You may be one of those people who think that a “successful” artist hits a home run every time she/he steps into the studio. You may think that 30 or 40 years of painting experience means you don’t have failures anymore.

Well, you would be wrong! Any painter worth her/his salt is constantly trying to push things, constantly trying to grow and improve and do whatever it takes to enter exciting new territory. And with that risk-taking comes, inevitably, failure. But that’s not a bad thing. Failure is just another step toward reaching your goal. That’s why I call this post Fantastic Failures.

There are always reasons why some things don’t work out, and I find, for me, it’s better to not overthink the creative process. My philosophy is, if you’ve given it a good shot and it still isn’t working/doesn’t feel right, trust that you’ve learned what you need to learn and move on to what’s next. That said, following are several of my fantastic failures for May-June-July 2020, along with some notes on what happened, or didn’t happen, in each case.

LATE MAY 2020: Above is the beginning of a portrait idea that was working well at this early stage, but I just didn’t feel like I had much more to say here. It didn’t feel like adding color would add much, really. I could’ve gone on and finished it but I would’ve just been punching the clock. So I painted over it and used the canvas for something else (at this point I don’t remember what).

LATE MAY 2020: Above is a rough sketch and then the painting in-progress of a work inspired by a photograph of Omar posing in my apartment. I liked the rough sketch, but once I got the painting started, I realized it just wasn’t exciting to me. It was too literal, too much just a copy of the original photo, and I found myself wishing I had pushed the shapes more, and made them more exciting. Ultimately it was just a little boring, and as soon as I realized that, I stopped, painted over it, and moved on. I might try this one again sometime, though, because I do like the image and I think there’s something there–I just didn’t hit it the first try.

JUNE 2020: This image of a boy showering still excites me and I think I’ll do something with it eventually, but the problem with what you see above is like the preceding ‘failure’–just too literal, too unimaginative an approach to the forms of the body. I was getting bored way too early in the painting, and decided to quite while I was ahead. (It used to be harder for me to quit when I’d put several hours into a painting, thinking that I should continue just because I’d already done so much work–but at this stage of my life I realize that that’s not a good reason to keep spending your time on something that doesn’t excite you or move you forward.)

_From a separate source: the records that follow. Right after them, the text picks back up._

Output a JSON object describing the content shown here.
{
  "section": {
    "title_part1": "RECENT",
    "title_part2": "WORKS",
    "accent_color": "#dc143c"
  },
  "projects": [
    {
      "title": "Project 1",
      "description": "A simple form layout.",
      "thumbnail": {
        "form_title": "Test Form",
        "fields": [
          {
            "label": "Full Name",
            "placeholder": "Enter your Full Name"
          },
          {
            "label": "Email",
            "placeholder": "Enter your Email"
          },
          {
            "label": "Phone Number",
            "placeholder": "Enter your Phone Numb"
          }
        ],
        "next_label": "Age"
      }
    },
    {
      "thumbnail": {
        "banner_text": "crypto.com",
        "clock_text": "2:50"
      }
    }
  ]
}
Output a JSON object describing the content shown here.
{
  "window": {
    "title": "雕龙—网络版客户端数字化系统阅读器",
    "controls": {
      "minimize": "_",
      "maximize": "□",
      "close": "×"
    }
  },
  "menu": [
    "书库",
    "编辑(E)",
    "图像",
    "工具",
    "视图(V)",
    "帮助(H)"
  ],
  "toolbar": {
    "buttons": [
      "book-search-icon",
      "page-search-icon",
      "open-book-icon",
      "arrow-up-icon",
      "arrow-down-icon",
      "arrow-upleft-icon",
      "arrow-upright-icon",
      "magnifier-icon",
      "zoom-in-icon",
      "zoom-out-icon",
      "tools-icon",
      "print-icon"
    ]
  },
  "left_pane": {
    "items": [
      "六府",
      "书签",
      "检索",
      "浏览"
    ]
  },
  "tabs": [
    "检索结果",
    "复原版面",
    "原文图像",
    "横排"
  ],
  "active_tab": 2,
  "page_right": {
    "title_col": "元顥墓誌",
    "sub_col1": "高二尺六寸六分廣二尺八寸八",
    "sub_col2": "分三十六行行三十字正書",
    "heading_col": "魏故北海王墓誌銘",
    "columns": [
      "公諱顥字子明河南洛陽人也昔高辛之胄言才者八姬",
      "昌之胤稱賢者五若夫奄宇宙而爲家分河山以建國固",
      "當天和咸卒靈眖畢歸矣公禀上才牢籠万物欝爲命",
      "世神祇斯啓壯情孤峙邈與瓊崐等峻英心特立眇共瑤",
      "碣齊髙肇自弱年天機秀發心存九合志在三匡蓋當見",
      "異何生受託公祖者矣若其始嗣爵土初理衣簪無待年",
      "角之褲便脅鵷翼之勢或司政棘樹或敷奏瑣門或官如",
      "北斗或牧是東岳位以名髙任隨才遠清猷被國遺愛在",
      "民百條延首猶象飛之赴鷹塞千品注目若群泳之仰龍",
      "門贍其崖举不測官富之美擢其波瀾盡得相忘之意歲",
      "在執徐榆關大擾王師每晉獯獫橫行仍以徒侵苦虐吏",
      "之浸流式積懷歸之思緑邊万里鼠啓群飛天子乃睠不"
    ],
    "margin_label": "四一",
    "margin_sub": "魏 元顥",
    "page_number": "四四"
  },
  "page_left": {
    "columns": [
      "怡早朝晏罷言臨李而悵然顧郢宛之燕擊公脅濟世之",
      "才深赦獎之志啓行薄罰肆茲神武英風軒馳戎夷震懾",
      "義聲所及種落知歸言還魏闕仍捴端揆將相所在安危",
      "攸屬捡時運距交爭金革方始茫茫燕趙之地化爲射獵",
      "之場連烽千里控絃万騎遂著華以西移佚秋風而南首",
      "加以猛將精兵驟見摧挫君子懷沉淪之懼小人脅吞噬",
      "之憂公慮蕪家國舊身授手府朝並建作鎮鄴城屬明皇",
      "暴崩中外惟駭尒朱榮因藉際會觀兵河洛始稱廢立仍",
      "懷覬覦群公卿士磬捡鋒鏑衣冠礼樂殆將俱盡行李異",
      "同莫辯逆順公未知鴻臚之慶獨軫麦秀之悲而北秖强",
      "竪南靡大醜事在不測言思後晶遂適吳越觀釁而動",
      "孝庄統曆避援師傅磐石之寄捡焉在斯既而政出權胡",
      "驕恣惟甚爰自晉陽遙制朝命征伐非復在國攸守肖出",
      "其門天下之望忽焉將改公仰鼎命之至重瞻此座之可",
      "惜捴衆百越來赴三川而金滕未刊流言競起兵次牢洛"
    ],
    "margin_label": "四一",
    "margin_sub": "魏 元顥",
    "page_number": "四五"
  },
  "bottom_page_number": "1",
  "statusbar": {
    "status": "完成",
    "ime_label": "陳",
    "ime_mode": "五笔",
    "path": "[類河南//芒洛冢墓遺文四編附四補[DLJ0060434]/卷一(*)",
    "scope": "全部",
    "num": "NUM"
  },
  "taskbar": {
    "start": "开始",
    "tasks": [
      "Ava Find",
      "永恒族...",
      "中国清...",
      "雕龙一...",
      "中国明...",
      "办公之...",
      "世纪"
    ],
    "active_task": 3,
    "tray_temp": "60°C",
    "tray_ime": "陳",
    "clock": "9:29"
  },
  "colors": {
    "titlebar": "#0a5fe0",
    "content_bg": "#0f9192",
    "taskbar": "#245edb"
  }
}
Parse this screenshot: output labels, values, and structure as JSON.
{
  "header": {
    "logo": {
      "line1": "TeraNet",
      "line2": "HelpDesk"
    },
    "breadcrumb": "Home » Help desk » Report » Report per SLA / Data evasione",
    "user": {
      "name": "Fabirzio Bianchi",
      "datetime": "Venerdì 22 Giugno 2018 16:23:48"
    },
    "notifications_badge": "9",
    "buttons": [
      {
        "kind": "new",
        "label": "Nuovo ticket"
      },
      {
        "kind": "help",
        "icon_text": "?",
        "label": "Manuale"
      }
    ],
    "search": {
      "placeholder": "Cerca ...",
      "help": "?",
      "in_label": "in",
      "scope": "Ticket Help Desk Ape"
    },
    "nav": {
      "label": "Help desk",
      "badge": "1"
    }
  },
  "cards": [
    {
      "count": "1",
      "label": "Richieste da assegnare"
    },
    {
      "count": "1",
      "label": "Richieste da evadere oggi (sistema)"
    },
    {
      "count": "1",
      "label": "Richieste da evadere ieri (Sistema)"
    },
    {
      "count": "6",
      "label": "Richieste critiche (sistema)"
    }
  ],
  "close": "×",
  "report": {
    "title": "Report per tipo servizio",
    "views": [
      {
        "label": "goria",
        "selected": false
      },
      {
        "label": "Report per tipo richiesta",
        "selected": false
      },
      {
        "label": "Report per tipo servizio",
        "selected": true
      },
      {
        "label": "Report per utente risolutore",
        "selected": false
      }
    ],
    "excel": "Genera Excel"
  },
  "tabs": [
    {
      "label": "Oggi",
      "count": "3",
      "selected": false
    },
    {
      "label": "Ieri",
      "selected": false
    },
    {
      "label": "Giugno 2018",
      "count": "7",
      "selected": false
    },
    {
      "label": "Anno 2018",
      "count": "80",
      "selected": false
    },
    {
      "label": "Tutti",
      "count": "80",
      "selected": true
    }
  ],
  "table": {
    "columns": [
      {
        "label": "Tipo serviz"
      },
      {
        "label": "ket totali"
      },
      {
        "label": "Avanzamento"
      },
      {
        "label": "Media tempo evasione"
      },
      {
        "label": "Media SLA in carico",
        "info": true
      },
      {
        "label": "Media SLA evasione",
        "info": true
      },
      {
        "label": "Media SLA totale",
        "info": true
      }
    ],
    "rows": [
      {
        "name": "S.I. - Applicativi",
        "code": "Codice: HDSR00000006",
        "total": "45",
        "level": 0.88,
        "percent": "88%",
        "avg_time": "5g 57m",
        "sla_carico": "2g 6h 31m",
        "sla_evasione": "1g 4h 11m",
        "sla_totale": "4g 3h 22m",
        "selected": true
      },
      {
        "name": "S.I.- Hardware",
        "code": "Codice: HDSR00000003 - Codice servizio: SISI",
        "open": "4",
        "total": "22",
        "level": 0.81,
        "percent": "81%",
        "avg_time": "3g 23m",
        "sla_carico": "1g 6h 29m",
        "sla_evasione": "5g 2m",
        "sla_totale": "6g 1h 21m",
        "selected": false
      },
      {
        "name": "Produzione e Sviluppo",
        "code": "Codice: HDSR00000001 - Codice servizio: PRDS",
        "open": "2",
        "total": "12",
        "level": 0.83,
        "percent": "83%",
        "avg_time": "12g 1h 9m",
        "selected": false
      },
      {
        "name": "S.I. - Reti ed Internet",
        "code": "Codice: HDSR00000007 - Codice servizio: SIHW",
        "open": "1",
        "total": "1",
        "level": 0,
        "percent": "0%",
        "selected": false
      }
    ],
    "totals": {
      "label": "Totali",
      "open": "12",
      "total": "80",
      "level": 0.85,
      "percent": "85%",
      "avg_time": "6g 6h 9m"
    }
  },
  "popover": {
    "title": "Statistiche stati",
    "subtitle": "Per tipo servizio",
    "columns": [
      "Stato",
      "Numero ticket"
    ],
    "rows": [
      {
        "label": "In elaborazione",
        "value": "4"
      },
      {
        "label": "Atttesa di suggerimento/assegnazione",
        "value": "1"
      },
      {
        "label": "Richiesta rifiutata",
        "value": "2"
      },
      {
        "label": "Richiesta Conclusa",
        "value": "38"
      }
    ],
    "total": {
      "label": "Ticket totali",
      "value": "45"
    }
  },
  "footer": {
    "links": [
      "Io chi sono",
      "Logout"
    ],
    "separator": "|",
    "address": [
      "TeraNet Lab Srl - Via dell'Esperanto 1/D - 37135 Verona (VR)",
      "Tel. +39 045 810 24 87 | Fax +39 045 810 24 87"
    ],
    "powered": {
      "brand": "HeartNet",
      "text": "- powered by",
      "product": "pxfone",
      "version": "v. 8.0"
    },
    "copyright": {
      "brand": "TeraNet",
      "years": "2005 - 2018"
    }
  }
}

MID-JULY: As you can see from the above images, I found a great photo from my Punta Monterrey session with Javier and decided to try to paint it. I didn’t do any preliminary sketching and just mixed colors on the fly and threw them on the canvas to see what happened. Sometimes I can make this work, and even get some great results. But not this time! This attempt misses on almost every level. I include it here to remind you aspiring (or professional) painters that just because you’ve been painting for 30 or 40 years and you’re successful and well-known doesn’t mean that you don’t still have days when things just don’t work out!

JULY 2020: The above attempt at a painting of Kawai and Sam suffers from much the same ailment as several of the above: it’s just too literal, with nothing that interesting happening with the forms. Sometimes I can make that work anyway, if I’m bold and daring enough with how I apply the paint–but in this case, I didn’t manage to do that either. So it’s semi-interesting, but nothing to write home about. I said bye-bye to this one after about an hour and a half of work.

What I really want to say about all of the above so-called “failures” is that each of them was one more reminder to stay aware of the energy flow of the moment you’re in. This is true of life in general just as much as in painting. When every step of your project is a slog, and things just aren’t lining up no matter how hard you try, that’s a message: do something else! We all know the feeling we get when everything just falls into place effortlessly, sometimes miraculously, and our project works out even better than expected. That doesn’t mean there wasn’t some hard work, but even the hard work was satisfying and just felt right. The older I get, the better I get at recognizing the difference between those two kinds of “flow” and the better I get at letting go of something when it just isn’t the right moment or the right energy.